What is Cache Poisoning?

Cache poisoning is the term used to describe a common malicious attack against domain name servers (DNS). When poisoning a DNS cache, the hacker is basically placing false data into the DNS server, which can send people to websites they weren’t intending to visit. Certain vulnerabilities have made it difficult for DNS operators to defend against this kind of assault, and hackers have many ways of using this approach for nefarious purposes.

The DNS system can be seen as a middleman between the Internet and the users. When people type in a World Wide Web address, it is usually sent to a local DNS server, which determines the Internet protocol (IP) address is for that website. Internet protocol addresses are a series of numbers, each between one and three digits, separated by dots. In many cases, local DNS servers may not have every address stored locally, so they may might contact a master server to get IP addresses for many requests.

Cache poisoning assaults are usually focused on local DNS servers rather than master servers, partly because they aren’t always as well-secured. There are many different ways for a hacker to poison a DNS cache. For example, if the individual has physical access to the DNS server, he or she could simply alter the cache directly. Another approach is for the hacker to spam the server with fake responses that are formatted as though they come from a master server. Local DNS servers can have a lot of trouble telling the difference between authentic responses and fakes, so they may simply believe that the responses in question are real and add them to the cache.

Sometimes DNS cache poisoning can be fairly random, but often hackers target specific sites. When a hacker targets a specific site, his goal might be to create a fake website that looks identical. This can be used to steal valuable user information like passwords and other things.

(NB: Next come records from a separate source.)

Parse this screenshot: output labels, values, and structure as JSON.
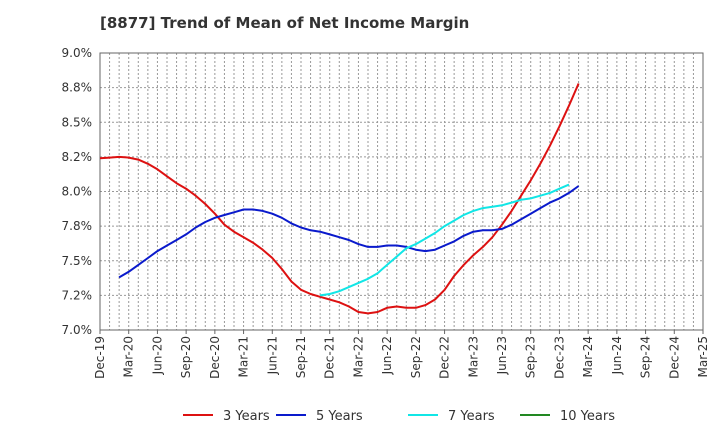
{
  "chart_data": {
    "type": "line",
    "title": "[8877]  Trend of Mean of Net Income Margin",
    "xlabel": "",
    "ylabel": "",
    "ylim": [
      7.0,
      9.0
    ],
    "y_ticks": [
      "7.0%",
      "7.2%",
      "7.5%",
      "7.8%",
      "8.0%",
      "8.2%",
      "8.5%",
      "8.8%",
      "9.0%"
    ],
    "y_tick_values": [
      7.0,
      7.25,
      7.5,
      7.75,
      8.0,
      8.25,
      8.5,
      8.75,
      9.0
    ],
    "x_ticks": [
      "Dec-19",
      "Mar-20",
      "Jun-20",
      "Sep-20",
      "Dec-20",
      "Mar-21",
      "Jun-21",
      "Sep-21",
      "Dec-21",
      "Mar-22",
      "Jun-22",
      "Sep-22",
      "Dec-22",
      "Mar-23",
      "Jun-23",
      "Sep-23",
      "Dec-23",
      "Mar-24",
      "Jun-24",
      "Sep-24",
      "Dec-24",
      "Mar-25"
    ],
    "grid": true,
    "legend_position": "bottom",
    "series": [
      {
        "name": "3 Years",
        "color": "#dd1111",
        "start_index": 0,
        "values": [
          8.24,
          8.245,
          8.25,
          8.245,
          8.23,
          8.2,
          8.16,
          8.11,
          8.06,
          8.02,
          7.97,
          7.91,
          7.84,
          7.76,
          7.71,
          7.67,
          7.63,
          7.58,
          7.52,
          7.44,
          7.35,
          7.29,
          7.26,
          7.24,
          7.22,
          7.2,
          7.17,
          7.13,
          7.12,
          7.13,
          7.16,
          7.17,
          7.16,
          7.16,
          7.18,
          7.22,
          7.29,
          7.39,
          7.47,
          7.54,
          7.6,
          7.67,
          7.76,
          7.86,
          7.97,
          8.08,
          8.2,
          8.33,
          8.47,
          8.62,
          8.78
        ]
      },
      {
        "name": "5 Years",
        "color": "#0a1acc",
        "start_index": 2,
        "values": [
          7.38,
          7.42,
          7.47,
          7.52,
          7.57,
          7.61,
          7.65,
          7.69,
          7.74,
          7.78,
          7.81,
          7.83,
          7.85,
          7.87,
          7.87,
          7.86,
          7.84,
          7.81,
          7.77,
          7.74,
          7.72,
          7.71,
          7.69,
          7.67,
          7.65,
          7.62,
          7.6,
          7.6,
          7.61,
          7.61,
          7.6,
          7.58,
          7.57,
          7.58,
          7.61,
          7.64,
          7.68,
          7.71,
          7.72,
          7.72,
          7.73,
          7.76,
          7.8,
          7.84,
          7.88,
          7.92,
          7.95,
          7.99,
          8.04
        ]
      },
      {
        "name": "7 Years",
        "color": "#11e6e6",
        "start_index": 23,
        "values": [
          7.25,
          7.26,
          7.28,
          7.31,
          7.34,
          7.37,
          7.41,
          7.47,
          7.53,
          7.59,
          7.62,
          7.66,
          7.7,
          7.75,
          7.79,
          7.83,
          7.86,
          7.88,
          7.89,
          7.9,
          7.92,
          7.94,
          7.95,
          7.97,
          7.99,
          8.02,
          8.05
        ]
      },
      {
        "name": "10 Years",
        "color": "#228822",
        "start_index": 0,
        "values": []
      }
    ]
  }
}
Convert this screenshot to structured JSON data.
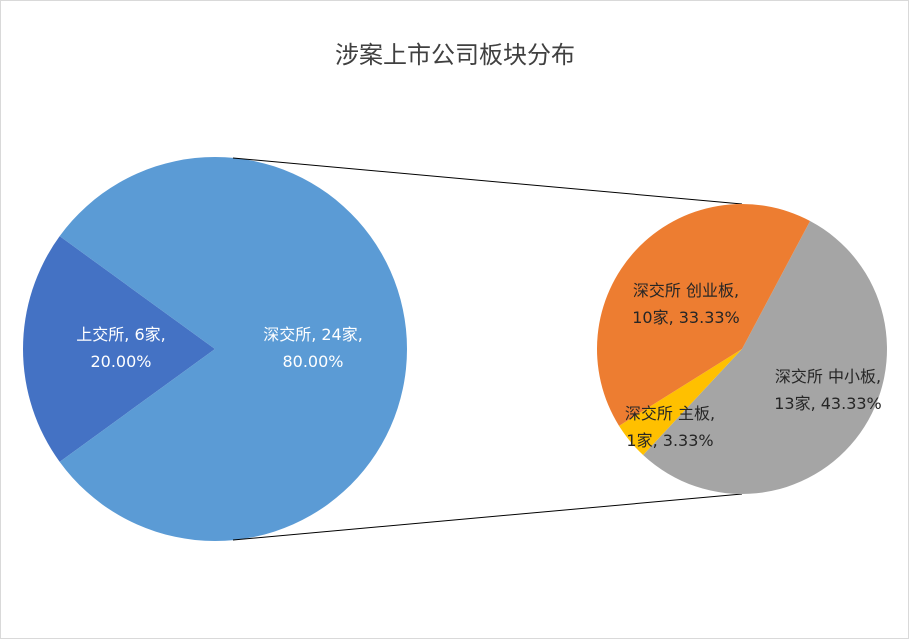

Another purpose for cache poisoning may be to send people to websites contaminated with malware. This can include everything from spyware to keyloggers and other software that violates an individual's privacy. Often, web users are wary and clever about avoiding malware infection, but when they visit trusted websites, they may be less vigilant. Hackers are often able to use cache poisoning to make users believe that they are visiting trusted websites when they really aren’t.